On the other hand, the archaeological evidence to support the Bible is overwhelming. The archaeological excavations in Biblical lands continue to yield rich finds everyday. The Bible speaks of coins and Biblical archaeology has provided them by the thousands. The implements of war in the Biblical lands have been found in great abundance.
How can it be that the Bible is supported by archaeology in the most robust way, yet the Book of Mormon archaeology is silent? The answer is quite simple: The Bible is real, it’s God’s Word; it was left as a testament to you and me. The Book of Mormon is fiction, and was the fantasy of Joseph Smith. There is not one shred of archaeological, historical, geological or any other kind of hard evidence to back up the claims of Mormonism.

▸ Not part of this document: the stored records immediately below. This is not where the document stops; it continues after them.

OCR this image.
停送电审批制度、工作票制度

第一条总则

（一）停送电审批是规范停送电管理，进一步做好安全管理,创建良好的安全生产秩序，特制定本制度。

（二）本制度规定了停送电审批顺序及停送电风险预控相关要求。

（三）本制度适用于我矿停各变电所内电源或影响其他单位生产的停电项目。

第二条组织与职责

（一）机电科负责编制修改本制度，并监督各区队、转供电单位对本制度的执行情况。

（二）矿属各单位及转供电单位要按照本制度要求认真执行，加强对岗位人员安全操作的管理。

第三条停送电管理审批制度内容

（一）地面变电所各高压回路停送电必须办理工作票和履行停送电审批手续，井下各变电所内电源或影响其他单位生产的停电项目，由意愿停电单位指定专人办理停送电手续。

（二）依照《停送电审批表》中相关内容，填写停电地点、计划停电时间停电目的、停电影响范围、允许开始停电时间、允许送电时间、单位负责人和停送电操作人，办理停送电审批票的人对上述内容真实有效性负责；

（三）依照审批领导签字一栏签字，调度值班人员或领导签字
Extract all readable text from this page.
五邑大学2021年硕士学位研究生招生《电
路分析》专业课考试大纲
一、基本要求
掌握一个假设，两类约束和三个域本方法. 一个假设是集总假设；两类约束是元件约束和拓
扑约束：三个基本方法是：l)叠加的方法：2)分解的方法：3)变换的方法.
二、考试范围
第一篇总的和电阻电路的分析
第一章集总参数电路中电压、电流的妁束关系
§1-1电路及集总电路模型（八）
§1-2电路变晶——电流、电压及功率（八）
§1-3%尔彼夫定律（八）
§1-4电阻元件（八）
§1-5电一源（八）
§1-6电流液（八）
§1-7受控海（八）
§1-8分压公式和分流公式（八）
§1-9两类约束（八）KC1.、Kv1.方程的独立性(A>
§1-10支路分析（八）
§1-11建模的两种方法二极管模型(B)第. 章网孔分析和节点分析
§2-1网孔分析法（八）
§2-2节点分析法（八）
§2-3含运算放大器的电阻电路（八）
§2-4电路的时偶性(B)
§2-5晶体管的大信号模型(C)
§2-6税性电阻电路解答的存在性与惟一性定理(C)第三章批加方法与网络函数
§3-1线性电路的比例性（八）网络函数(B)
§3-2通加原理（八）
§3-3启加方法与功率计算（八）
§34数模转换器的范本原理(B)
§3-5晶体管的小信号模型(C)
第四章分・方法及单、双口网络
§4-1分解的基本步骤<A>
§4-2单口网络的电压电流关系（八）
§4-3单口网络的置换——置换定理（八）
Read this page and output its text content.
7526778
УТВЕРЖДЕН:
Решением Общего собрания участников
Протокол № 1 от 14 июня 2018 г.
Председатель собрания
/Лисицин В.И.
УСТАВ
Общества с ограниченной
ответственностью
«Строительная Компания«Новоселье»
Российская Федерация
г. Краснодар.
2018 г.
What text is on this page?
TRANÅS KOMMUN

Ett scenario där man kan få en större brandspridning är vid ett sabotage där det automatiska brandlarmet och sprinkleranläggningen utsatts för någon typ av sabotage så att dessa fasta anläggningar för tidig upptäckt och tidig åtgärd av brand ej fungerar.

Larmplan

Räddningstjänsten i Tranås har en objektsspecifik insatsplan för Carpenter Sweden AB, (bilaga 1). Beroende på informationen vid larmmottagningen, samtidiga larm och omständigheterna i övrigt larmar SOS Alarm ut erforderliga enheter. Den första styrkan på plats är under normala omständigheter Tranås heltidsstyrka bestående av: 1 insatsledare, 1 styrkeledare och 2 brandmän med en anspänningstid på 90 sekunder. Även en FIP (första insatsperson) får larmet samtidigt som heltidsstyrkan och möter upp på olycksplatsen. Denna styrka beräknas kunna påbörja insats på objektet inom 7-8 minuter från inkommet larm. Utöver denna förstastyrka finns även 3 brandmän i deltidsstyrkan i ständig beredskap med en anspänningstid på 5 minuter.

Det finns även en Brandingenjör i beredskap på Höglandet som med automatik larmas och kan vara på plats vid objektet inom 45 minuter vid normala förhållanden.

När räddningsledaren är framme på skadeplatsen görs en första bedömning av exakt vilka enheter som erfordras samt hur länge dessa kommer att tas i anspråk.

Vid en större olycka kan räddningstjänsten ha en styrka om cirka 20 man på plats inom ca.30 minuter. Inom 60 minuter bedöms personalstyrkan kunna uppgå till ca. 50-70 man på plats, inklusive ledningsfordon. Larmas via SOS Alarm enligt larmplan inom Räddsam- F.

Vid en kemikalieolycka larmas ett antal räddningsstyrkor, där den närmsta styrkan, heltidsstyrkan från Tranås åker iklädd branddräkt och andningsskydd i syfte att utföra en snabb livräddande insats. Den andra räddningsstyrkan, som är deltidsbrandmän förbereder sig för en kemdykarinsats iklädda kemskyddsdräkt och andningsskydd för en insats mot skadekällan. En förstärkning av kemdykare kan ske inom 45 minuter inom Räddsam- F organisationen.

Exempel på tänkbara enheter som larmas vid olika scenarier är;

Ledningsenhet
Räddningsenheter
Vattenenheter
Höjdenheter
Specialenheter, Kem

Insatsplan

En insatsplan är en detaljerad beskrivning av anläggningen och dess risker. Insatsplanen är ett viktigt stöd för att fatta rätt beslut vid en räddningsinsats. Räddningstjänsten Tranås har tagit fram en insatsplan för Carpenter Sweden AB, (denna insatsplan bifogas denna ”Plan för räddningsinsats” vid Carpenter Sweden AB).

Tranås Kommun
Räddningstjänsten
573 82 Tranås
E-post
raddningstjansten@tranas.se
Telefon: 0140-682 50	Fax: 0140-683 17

Why would God give us His Word in two volumes, one documented to the extreme, the Bible, and the other, the Book of Mormon, with absolutely nothing to support it except the claims of its author? Why would God do such a thing? It’s this writer’s belief that God didn’t. God gave us his Word, the Bible, and left us ample evidence that it is true, and is in fact His Word. There is no documentation of the Book of Mormon, because it’s not God’s Word, it is Joseph Smith’s fable.
COINS SPOKEN OF BUT ONCE
While researching this topic, I opened Strong’s Exhaustive Concordance and looked up some Biblical coins: the shekel, the penny and the widow’s mite. The shekel is mentioned in 16 different books of the Bible, 136 times; the penny in 4 different books, 9 times; the widow’s mite in 2 books, 3 times. When looking up this information, something struck me: Why are coins mentioned throughout the Biblical scriptures, yet in only one book, Alma, and in small set of successive scriptures in the Book of Mormon? The answer is quite simple: The Bible is truly God’s Word and is correct. It was written by different authors over the years. They wrote as God led them, and they wrote of the times, places and events that surrounded them. The references to coins fell where they naturally fell; and thus they are scattered throughout the text. The Book of Mormon was written by one author, and when something stimulated his thought process, he felt the need to expound on a monetary system; however, while dictating the
remainder of the text, since the events didn’t happen naturally, but rather were the conjectures of his mind, no other mention of coinage is ever found.